More importantly, as compared to the standard method, the MC method raises binary sensitivity in the lower release clusters to an average of 82% from an average of 60% in the putamen and to 50% from 26% in the caudate when comparing MC-sensitivity with SM-sensitivity (Figure 3(c)), meaning the probability of completely missing a low release cluster in any given scan is markedly decreased. The cluster size or striatal location (i.e. putamen or caudate) does not appear to have an effect on the degree of improvement in the MC methods.

Cluster release simulation: Parametric accuracy

Over all methods, $MAE (t_{D})$ and $MAE (t_{P})$ average to 3.2 min and 5.1 min, respectively, in high release clusters, and 3.9 min and 5.8 min in low release clusters (Figure 3(d)). These values motivate the thresholds of $A D (t_{D}) \leq 4$ min and $A D (t_{P}) \leq 6$ min incorporated into our suggested parametric thresholding. The MC methods have slightly higher $MAE (t_{D})$ and slightly lower $MAE (t_{P})$ in most clusters. Since the MC methods use the same images as the SM-CST, the additionally detected voxels have slightly different biases on average.
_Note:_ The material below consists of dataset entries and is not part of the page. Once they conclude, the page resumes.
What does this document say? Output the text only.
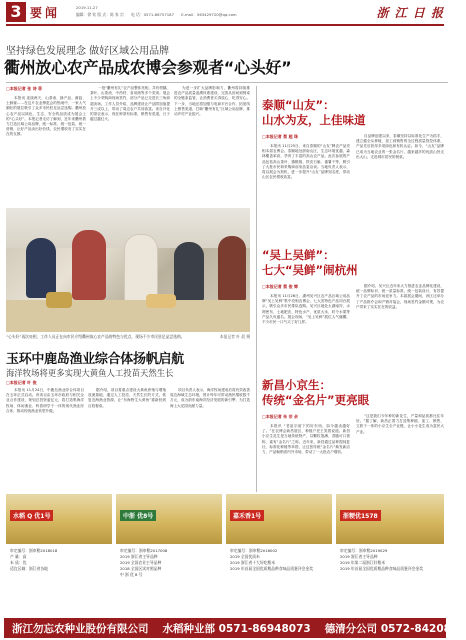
3 要闻	2019.11.27
编辑：徐 钦 版 式：陈 家 宗 电 话：0571-86757187 E-mail：563429720@qq.com	浙 江 日 报
坚持绿色发展理念 做好区域公用品牌
衢州放心农产品成农博会参观者“心头好”
□本报记者 张 诗 菲

本报讯 连续两天，山茶油、蜂产品、菌菇、土蜂蜜……在这片农业博览会的热闹中，一家人气颇旺的展位吸引了众多市民驻足品尝选购。衢州放心农产品以绿色、生态、安全的品质成为展会上的“心头好”。本报记者走访了解到，近年来衢州着力打造区域公用品牌，统一标准、统一包装、统一营销，让好产品卖出好价钱，农民增收有了实实在在的支撑。

一批“衢州有礼”农产品整体亮相，共有柑橘、茶叶、山茶油、中药材、食用菌等多个类别。展会上不少采购商现场签约，部分产品已走进长三角商超卖场。工作人员介绍，品牌建设让产品附加值提升三成以上，带动了周边农户共同致富。来自开化的茶农表示，现在种茶有标准，销售有渠道，日子越过越红火。

为进一步扩大品牌影响力，衢州将持续推进农产品质量追溯体系建设，完善从田间到餐桌的全链条监管，让消费者买得放心、吃得安心。下一步，当地还将加强与电商平台合作，拓宽线上销售渠道，打响“衢州有礼”区域公用品牌，推动乡村产业振兴。

“心头好”再次亮相，工作人员正在向市民介绍衢州放心农产品的特色与优点，现场不少市民驻足品尝选购。	本报记者 叶 晨 摄
玉环中鹿岛渔业综合体扬帆启航
海洋牧场将更多实现大黄鱼人工投苗天然生长
□本报记者 叶 俊

本报讯 11月24日，中鹿岛渔业综合体项目在玉环正式启动。该项目由玉环市政府与相关企业合作建设，规划总投资逾亿元，将打造集海洋牧场、休闲渔业、科普研学于一体的现代渔业综合体，推动传统渔业转型升级。

据介绍，项目将重点建设大黄鱼养殖与增殖放流基地，通过人工投苗、天然生长的方式，恢复近海渔业资源，让“东海野生大黄鱼”重新回到百姓餐桌。

项目负责人表示，海洋牧场建成后将有效改善周边海域生态环境，预计每年可带动渔民增收数千万元，成为浙东南海洋经济发展的新引擎，为打造海上大花园贡献力量。

泰顺“山友”：
山水为友，上佳味道
□本报记者 蔡 超 珠

本报讯 11月25日，来自泰顺的“山友”牌农产品亮相本届农博会。泰顺地处浙南山区，生态环境优越，森林覆盖率高，孕育了丰富的高山农产品。此次参展的产品包括高山茶叶、猕猴桃、铁皮石斛、番薯干等，吸引了大批市民和采购商前来品鉴洽谈。当地负责人表示，将以展会为契机，进一步提升“山友”品牌知名度，带动山区农民增收致富。

自品牌创建以来，泰顺坚持以标准化生产为抓手，建立健全从种植、加工到销售的全过程质量管控体系，产品先后获得多项绿色和有机认证。如今，“山友”品牌已成为当地农业的一张金名片，越来越多的优质山货走出大山，走进城市居民的餐桌。

“吴上吴鲜”：
七大“吴鲜”闹杭州
□本报记者 蔡 俊 辉

本报讯 11月26日，湖州吴兴区农产品区域公用品牌“吴上吴鲜”集中亮相农博会，七大类特色产品同台展示，吸引众多市民排队选购。吴兴区地处太湖南岸，水网密布、土地肥沃，特色水产、优质大米、时令水果等产品久负盛名。展会现场，“吴上吴鲜”展位人气爆棚，不少市民一口气买了好几样。

据介绍，吴兴区近年来大力推进农业品牌化建设，统一品牌标识，统一质量标准，统一包装设计，有效提升了农产品的市场竞争力。本届展会期间，该区还举办了产品推介会和产销对接会，现场签约金额可观，为农户带来了实实在在的收益。

新昌小京生：
传统“金名片”更亮眼
□本报记者 朱 宗 余

本报讯 “老祖宗留下的好东西，如今越卖越好了。”在农博会新昌展区，种植户老王笑着说道。新昌小京生花生是当地传统特产，以颗粒饱满、香脆可口著称，素有“金名片”之称。近年来，新昌通过品种提纯复壮、标准化种植等举措，让这张传统“金名片”焕发新活力，产品畅销省内外市场，带动了一大批农户增收。

“这是我们今年种的新花生，产量和品质都比往年好。”据了解，新昌正着力打造集种植、加工、销售、文旅于一体的小京生全产业链，让小小花生成为富民大产业。

水稻 Q 优1号
审定编号：浙审稻2018018
产 量：高
米 质：优
适宜区域：浙江省各地
中浙 优8号
审定编号：浙审稻2017008
2019 浙江省主导品种
2019 全国农业主导品种
2018 全国区试对照品种
中 浙 优 8 号
嘉禾香1号
审定编号：浙审稻2016002
2019 全国优质米
2019 浙江省十大好吃稻米
2019 年首届全国优质稻品种食味品质鉴评会金奖
浙粳优1578
审定编号：浙审稻2019029
2019 浙江省主导品种
2019 年第二届浙江好稻米
2019 年首届全国优质稻品种食味品质鉴评会金奖
浙江勿忘农种业股份有限公司 水稻种业部 0571-86948073 德清分公司 0572-8420830
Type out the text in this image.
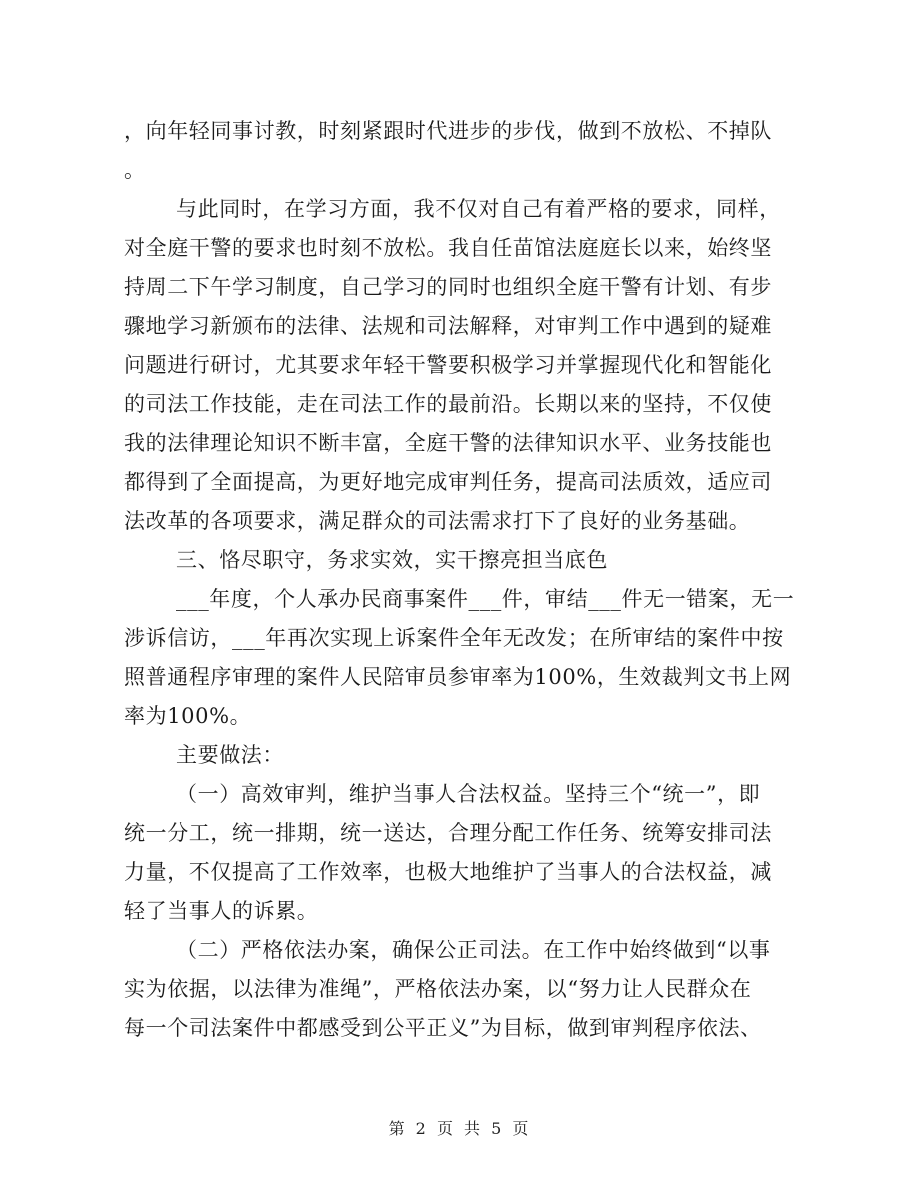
，向年轻同事讨教，时刻紧跟时代进步的步伐，做到不放松、不掉队
。
与此同时，在学习方面，我不仅对自己有着严格的要求，同样，
对全庭干警的要求也时刻不放松。我自任苗馆法庭庭长以来，始终坚
持周二下午学习制度，自己学习的同时也组织全庭干警有计划、有步
骤地学习新颁布的法律、法规和司法解释，对审判工作中遇到的疑难
问题进行研讨，尤其要求年轻干警要积极学习并掌握现代化和智能化
的司法工作技能，走在司法工作的最前沿。长期以来的坚持，不仅使
我的法律理论知识不断丰富，全庭干警的法律知识水平、业务技能也
都得到了全面提高，为更好地完成审判任务，提高司法质效，适应司
法改革的各项要求，满足群众的司法需求打下了良好的业务基础。
三、恪尽职守，务求实效，实干擦亮担当底色
___年度，个人承办民商事案件___件，审结___件无一错案，无一
涉诉信访，___年再次实现上诉案件全年无改发；在所审结的案件中按
照普通程序审理的案件人民陪审员参审率为100%，生效裁判文书上网
率为100%。
主要做法：
（一）高效审判，维护当事人合法权益。坚持三个“统一”，即
统一分工，统一排期，统一送达，合理分配工作任务、统筹安排司法
力量，不仅提高了工作效率，也极大地维护了当事人的合法权益，减
轻了当事人的诉累。
（二）严格依法办案，确保公正司法。在工作中始终做到“以事
实为依据，以法律为准绳”，严格依法办案，以“努力让人民群众在
每一个司法案件中都感受到公平正义”为目标，做到审判程序依法、
第 2 页 共 5 页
$B P_{N D} (t)$ and $DAR (t)$ for representative low and high release clusters are presented in Figure 4 for all methods. Especially in $B P_{N D} (t)$ , the negative bias in SM-sensitivity introduced by the relative wide post-filter is noticeable—producing severely underestimated median curves and baseline $B P_{N D} (0)$ quantification. In $DAR (t)$ , the effect is less noticeable; the negatively biased pre-intervention and post-intervention values cancel when taking the ratio described in equation (5). The MC methods, using the less parametrically-biased HYPR-AU-OSEM images, maintain similar levels of bias as MC-CST; any further bias is only realized by the additionally detected voxels having poorer parametric accuracy.

Figure 4.

$B P (t)$ estimates in (a) the small size/low release cluster and (b) medium size/high release cluster in the cluster release simulation, for each method tested. The corresponding $DAR (t)$ estimates are shown in (c) and (d), respectively. Solid lines indicate the median value over all detected voxels at each time point (sampled to the temporal resolution of the pre-specified timing parameter values in the set of basis functions, 1.5 min). Shaded regions indicate $\pm$ one median absolute deviation. The ground truth clusters also have a deviation because the PSF filtering generates a distribution of $B P (t)$ and $DAR (t)$ . Baseline $B P$ (i.e. $B P (0)$ ) is compared to the ground truth for each method.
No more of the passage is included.